Comparing LSTM, GRU, BILSTM for predicting crypto

Problem definition

Making money on crypto is difficult and risky, but what if we could alleviate that issue. This is where predicting future values come into place. This is where recurrent neural networks come into picture, there are alot of studies that cover these algorithms and their performance, so they are well researched. Most used are LSTM, GRU and BILSTM, so of course question rises, which one is the superior to the others? This was one of the questions in my final thesis, which we got the answer to.

Data collection and preprocessing

The first step was getting data and preprocessing it for fitting. We got the data from binance, then since we decided to use univariate model, we removed every other column than the close value. Second step is data normalization: we want to normalize the data from 0 to 1 for RNN algorithms.
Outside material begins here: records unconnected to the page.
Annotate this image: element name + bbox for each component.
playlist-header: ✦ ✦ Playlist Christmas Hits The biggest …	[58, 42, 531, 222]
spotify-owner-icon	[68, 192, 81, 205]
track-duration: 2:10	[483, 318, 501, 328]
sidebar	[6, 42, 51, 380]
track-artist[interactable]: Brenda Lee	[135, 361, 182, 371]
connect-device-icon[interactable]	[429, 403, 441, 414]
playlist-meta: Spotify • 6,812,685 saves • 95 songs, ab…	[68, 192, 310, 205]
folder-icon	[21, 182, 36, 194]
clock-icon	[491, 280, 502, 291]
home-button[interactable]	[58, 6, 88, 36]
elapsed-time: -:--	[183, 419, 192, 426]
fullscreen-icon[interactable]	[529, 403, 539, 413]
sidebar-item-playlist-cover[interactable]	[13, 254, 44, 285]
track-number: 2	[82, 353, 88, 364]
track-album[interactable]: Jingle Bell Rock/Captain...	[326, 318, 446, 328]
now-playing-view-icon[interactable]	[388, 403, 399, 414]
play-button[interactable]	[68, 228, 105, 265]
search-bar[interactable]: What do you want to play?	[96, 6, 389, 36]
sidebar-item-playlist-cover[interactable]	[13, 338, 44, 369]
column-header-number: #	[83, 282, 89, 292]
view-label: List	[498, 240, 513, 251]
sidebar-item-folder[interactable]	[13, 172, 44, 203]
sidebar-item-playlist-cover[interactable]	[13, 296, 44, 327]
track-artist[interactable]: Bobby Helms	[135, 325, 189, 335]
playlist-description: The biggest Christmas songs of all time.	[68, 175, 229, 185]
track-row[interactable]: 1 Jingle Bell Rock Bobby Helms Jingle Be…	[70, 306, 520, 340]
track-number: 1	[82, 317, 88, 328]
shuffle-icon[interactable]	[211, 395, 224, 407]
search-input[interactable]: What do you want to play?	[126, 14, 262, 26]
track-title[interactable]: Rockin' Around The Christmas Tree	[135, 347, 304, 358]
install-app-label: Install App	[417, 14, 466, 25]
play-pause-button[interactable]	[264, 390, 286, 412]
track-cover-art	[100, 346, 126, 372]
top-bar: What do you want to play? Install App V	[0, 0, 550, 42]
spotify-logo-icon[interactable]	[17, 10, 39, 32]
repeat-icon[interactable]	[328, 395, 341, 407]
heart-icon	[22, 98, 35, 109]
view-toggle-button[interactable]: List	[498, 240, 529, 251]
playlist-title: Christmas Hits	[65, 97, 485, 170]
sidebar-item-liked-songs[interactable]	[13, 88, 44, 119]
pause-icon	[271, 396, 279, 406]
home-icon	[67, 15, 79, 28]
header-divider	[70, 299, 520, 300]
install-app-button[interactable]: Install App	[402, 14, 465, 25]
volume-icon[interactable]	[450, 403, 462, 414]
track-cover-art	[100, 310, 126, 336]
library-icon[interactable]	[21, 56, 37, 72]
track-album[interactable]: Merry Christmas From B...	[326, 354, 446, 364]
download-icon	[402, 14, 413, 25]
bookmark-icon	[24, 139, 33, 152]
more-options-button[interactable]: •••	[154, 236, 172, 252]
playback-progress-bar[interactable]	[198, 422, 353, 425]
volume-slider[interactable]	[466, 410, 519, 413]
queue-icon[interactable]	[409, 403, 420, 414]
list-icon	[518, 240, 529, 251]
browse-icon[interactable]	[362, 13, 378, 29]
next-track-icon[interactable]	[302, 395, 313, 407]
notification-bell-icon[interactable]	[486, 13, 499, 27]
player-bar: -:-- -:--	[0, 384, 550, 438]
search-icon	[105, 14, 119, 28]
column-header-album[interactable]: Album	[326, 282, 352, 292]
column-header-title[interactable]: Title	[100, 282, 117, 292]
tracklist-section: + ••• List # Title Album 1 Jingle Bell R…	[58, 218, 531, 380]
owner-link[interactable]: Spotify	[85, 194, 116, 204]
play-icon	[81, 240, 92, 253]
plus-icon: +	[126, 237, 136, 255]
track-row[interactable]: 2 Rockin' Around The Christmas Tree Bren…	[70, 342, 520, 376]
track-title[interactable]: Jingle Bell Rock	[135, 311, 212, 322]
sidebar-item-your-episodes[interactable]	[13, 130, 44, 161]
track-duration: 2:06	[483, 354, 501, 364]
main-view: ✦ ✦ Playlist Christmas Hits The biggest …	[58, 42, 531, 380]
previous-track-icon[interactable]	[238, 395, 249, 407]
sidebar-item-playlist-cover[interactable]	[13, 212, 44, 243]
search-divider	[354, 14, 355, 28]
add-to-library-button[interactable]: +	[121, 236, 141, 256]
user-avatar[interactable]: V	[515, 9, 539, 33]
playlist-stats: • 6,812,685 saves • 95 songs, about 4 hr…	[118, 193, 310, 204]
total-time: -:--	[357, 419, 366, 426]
Hyper parametering the data

We want to explain the way models are fitted for forecasting the prices. The models are built to be uni-variate, meaning models take into consideration only the past data of the close price. To validate this, we use data points that were 6 days ahead of the training model. This is so we can be more flexible with the buying strategies that take into account further predictions beyond just one day. Next, we determine the appropriate set of attributes that work for a window length of 6 days. This produces a prediction on the 19th day from the first data point. We computed the mean absolute percentage error (MAPE) to determine the best description of the data for forecasting the prices. We learned that we needed to have 13 features for predicting the price for a given day (in one row). This is from having total time-series data of 152 rows for training. We do this to minimize the MAPE without over-fitting the models at the same time. From this we have used 145 days as training set and 6 days as a testing set.

RNNs models

All 3 models when training use batch size of 16, and 100 epochs and 13 neurons on input layer. We have used 100 epochs because it is a good number which doesn’t either over-train or under-train the models and training time is reasonable which is also a factor. Number of neurons of 13 in input layer is because there are 13 parameters which are taken in as an input. We have chosen batch size 16 instead of 13, even though final batch has fewer samples to work through, the performance improved slightly with very little cost to processing time. The GRU model that is set up using one GRU layer and two dense layers. The LSTM model is set up using two LSTM layers and two dense layers. The BiLSTM model is set up using two BiLSTM layers and two dense layers. While we hyperparametered, we needed to consider the time it took to fit and predict, so the performance might not be optimal, but the execution time is reasonable on mid-tier laptop.

setup

As basis for this code we have used this code:

https://github.com/flo7up/relataly-public-python-tutorials/blob/master/003%20Time%20Series%20Forecasting%20-%20Univariate%20Model%20using%20Recurrent%20Neural%20Networks.ipynb

Results

So we have fitted the all 3 models with 9 cryptocurrencies, and we measured their performance in MAPE Here is the table of results:

results

We have concluded that the BiLSTM is most efficient model as prediction goes. Although we cannot evaluate models strictly on MAPE, since this was one of the points on my final thesis, BILSTM turned out to be best model in most of the cases, since the predicting momentum correctly is more important than just MAPE or any other metric. This type of research is important if we want to invest in crypto and we want to optimize our portfolio.